Why is this useful? Because businesses are producing increasing amounts of useful data, in various formats, speeds and sizes. To realise the full value of this data, it must be stored in a such way that people can dive into the data lake and pull out what they need there and then, without having to define the data dictionary and relational structure of data in advance. This increases the speed at which data can be captured and analysed, and gives much more flexibility for adding new sources to the lake. This makes lakes much more flexible than traditional storage for data scientists or business analysts, who are constantly looking for ways to capture and analyse their data, and even pour it back into the lake to create new data sources from their results. Perhaps someone has run an analysis to find anomalies within a subset of the data and has then contributed this analysis back to the data lake as a new source. However, to get the best out of a complex data lake, a data curator is still recommended to create consistency and allow joins across data from different sources.

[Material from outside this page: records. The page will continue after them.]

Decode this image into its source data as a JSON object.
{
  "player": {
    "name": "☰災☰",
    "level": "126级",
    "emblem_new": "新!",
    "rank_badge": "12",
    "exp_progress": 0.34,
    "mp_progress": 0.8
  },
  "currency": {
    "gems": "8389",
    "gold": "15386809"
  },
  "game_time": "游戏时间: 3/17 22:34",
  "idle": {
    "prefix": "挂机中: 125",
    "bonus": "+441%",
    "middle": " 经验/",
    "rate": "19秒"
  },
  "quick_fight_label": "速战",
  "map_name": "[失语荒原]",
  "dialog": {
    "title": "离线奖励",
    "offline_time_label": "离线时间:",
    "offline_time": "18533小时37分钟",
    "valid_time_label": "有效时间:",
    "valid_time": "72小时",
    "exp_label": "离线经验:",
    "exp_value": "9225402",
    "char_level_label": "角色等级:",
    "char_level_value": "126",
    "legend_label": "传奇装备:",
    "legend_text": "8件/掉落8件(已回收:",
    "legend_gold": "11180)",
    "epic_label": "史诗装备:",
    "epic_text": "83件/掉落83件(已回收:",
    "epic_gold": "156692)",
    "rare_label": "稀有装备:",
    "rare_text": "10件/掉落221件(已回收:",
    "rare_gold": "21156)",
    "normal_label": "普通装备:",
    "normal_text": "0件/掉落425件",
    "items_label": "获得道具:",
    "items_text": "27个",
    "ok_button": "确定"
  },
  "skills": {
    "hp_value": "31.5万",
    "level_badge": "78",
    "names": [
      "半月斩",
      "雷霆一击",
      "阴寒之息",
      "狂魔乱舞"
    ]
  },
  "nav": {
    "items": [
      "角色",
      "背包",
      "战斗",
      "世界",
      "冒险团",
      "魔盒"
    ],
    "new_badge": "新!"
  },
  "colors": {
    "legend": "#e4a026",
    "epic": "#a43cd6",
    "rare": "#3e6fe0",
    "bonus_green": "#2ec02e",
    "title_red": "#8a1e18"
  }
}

A data stream on the other hand, is an even newer concept in the general data science world (except for people who use Complex Event Processing engines which work on streaming data). In contrast to deep storage, it’s a result of the increasing requirement to process and perform real-time analysis on streaming data. Highly scalable real-time analysis is a challenge that very few technologies out there can truly deliver on…yet. The value of the data stream (versus the lake) is the speed and continuous nature of the analysis, without having to store the data first. Data is analysed ‘in motion’.
The data stream can then also be stored. This gives the ability to add further context or compare the real-time data against your historical data to provide a view of what has changed – and perhaps even why (which depending on your solution, may impact responsiveness). For example, by comparing real-time data on trades per counterparty against historical data, it could show that a counterparty, who usually submits a given number of trades a day, has not submitted as many trades as expected. A business can then investigate why this is the case and act in real-time, rather than retroactively or at the end of day. Is it a connection problem with the counterparty, is the problem on the business’ side or the client’s? Is it a problem with the relationship? Perhaps they’ve got a better price elsewhere? All useful insight when it comes to shaping trading strategy and managing counterparty relationships.
The availability of these new ways of storing and managing data has created a need for smarter, faster data storage and analytics tools to keep up with the scale and speed of the data. There is also a much broader set of users out there who want to be able to ask questions of their data themselves, perhaps to aid their decision making and drive their trading strategy in real-time rather than weekly or quarterly. And they don’t want to rely on or wait for someone else such as a dedicated business analyst or other limited resource to do the analysis for them. This increased ability and accessibility is creating whole new sets of users and completely new use cases, as well as transforming old ones.
Look at IT capacity management, for example; hitherto limited to looking at sample historical data in a tool like a spreadsheet and trying to identify issues and opportunities in the IT estate. Now, it is possible to compare real-time historical server data with trading data, i.e. what volume of trades generated what load on the applications processing the trades. It is also possible to spot unusual IT loads before they cause an issue. Imagine an upgrade to a key application: the modern capacity management tools can detect that the servers are showing unusually high load given the volume of trades going through the application, catching a degradation in application performance before a high trading load causes an outage. In the future, by feeding in more varied and richer sources of data (particularly combining IT and business data) and implementing machine learning algorithms, it will be possible to accurately predict server outages or market moves that could trigger significant losses if not caught quickly.
So: which is better, a data lake or a data stream? The answer is both. Businesses need to be able to process and analyse data at increasingly large volumes and speed, and from across a growing number of sources as the data arrives in a stream, along with the ability to both access and analyse the data easily and quickly from a data lake. Historically, the problem has been that standard tooling doesn’t easily allow for mixing these two paradigms – but the world is changing!